Graduation Year

2010

Document Type

Dissertation

Degree

Ph.D.

Degree Granting Department

Industrial and Management Systems Engineering

Major Professor

Michael Weng, Ph.D.

Co-Major Professor

Alan Hevner, Ph.D.

Committee Member

Hao Zheng, Ph.D.

Committee Member

Grisselle Centeno, Ph.D.

Committee Member

Bo Zeng, Ph.D.

Keywords

deteriorating inventory control, deterministic demand, periodic review, stochastic demand, base stock policy, (s, S) policy, service level

Abstract

The implicit assumption in conventional inventory models is that the stored

products maintain the same utility forever, i.e., they can be stored for an infinite period of

time without losing their value or characteristics. However, generally speaking, almost all

products experience some sort of deterioration over time. Some products have very small

deterioration rates, and henceforth the effect of such deterioration can be neglected.

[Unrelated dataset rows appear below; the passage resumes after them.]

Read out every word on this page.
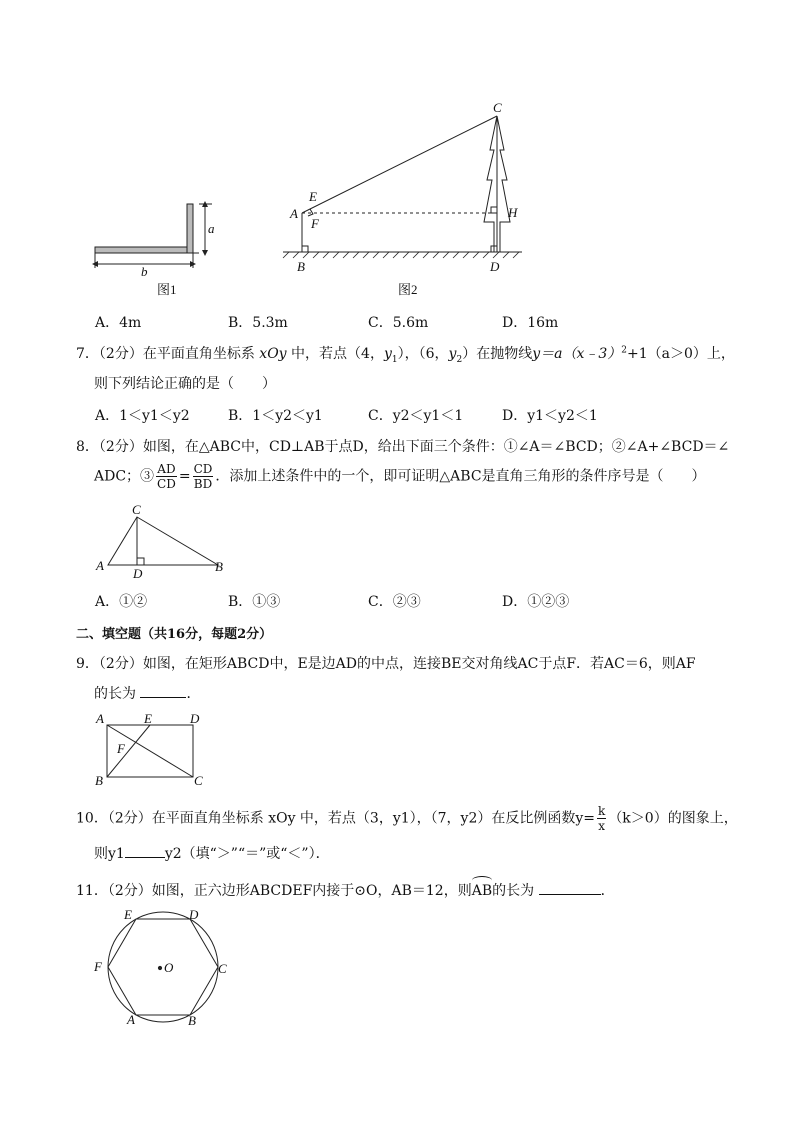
a
b
图1
C
E
A
F
H
B	D
图2
A．4m	B．5.3m	C．5.6m	D．16m
7．（2分）在平面直角坐标系 xOy 中，若点（4，$y_1$），（6，$y_2$）在抛物线y＝a（x﹣3）$^2$+1（a＞0）上，
则下列结论正确的是（　　）
A．1＜y1＜y2	B．1＜y2＜y1	C．y2＜y1＜1	D．y1＜y2＜1
8．（2分）如图，在△ABC中，CD⊥AB于点D，给出下面三个条件：①∠A＝∠BCD；②∠A+∠BCD＝∠
ADC；③ $\frac{AD}{CD} = \frac{CD}{BD}$ ．添加上述条件中的一个，即可证明△ABC是直角三角形的条件序号是（　　）
C
A
D	B
A．①②	B．①③	C．②③	D．①②③
二、填空题（共16分，每题2分）
9．（2分）如图，在矩形ABCD中，E是边AD的中点，连接BE交对角线AC于点F．若AC＝6，则AF
的长为	．
A	E	D
F
B	C
10．（2分）在平面直角坐标系 xOy 中，若点（3，y1），（7，y2）在反比例函数$y= \frac{k}{x} (k>0)$的图象上，
则y1	y2（填“＞”“＝”或“＜”）．
11．（2分）如图，正六边形ABCDEF内接于⊙O，AB＝12，则
AB的长为	．
E	D
F	O	C
A	B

Some products may be subject to significant rates of deterioration. Fruits, vegetables,

drugs, alcohol and radioactive materials are examples that can experience significant

deterioration during storage. Therefore the effect of deterioration must be explicitly taken

into account in developing inventory models for such products.

In most existing deteriorating inventory models, time is treated as a continuous

variable, which is not exactly the case in practice. In real-life problems time factor is

always measured on a discrete scale only, i.e. in terms of complete units of days, weeks,

etc. In this research, we present several discrete-in-time inventory models and identify

optimal ordering policies for a single deteriorating product by minimizing the expected

overall costs over the planning horizon. The various conditions have been considered, e.g.

periodic review, time-varying deterioration rate, waiting-time-dependent partial

backlogging, time-dependent demand, stochastic demand etc. The objective of our

research is two-fold: (a) To obtain optimal order quantity and useful insights for the

inventory control of a single deteriorating product over a discrete time horizon with

deterministic demand, variable deterioration rates and waiting-time-dependent partial

backlogging ratios; (b) To identify optimal ordering policy for a single deteriorating

product over a finite horizon with stochastic demand and partial backlogging. The

explicit ordering policy will be developed for some special cases.

Through computational experiments and sensitivity analysis, a thorough and

insightful understanding of deteriorating inventory management will be achieved.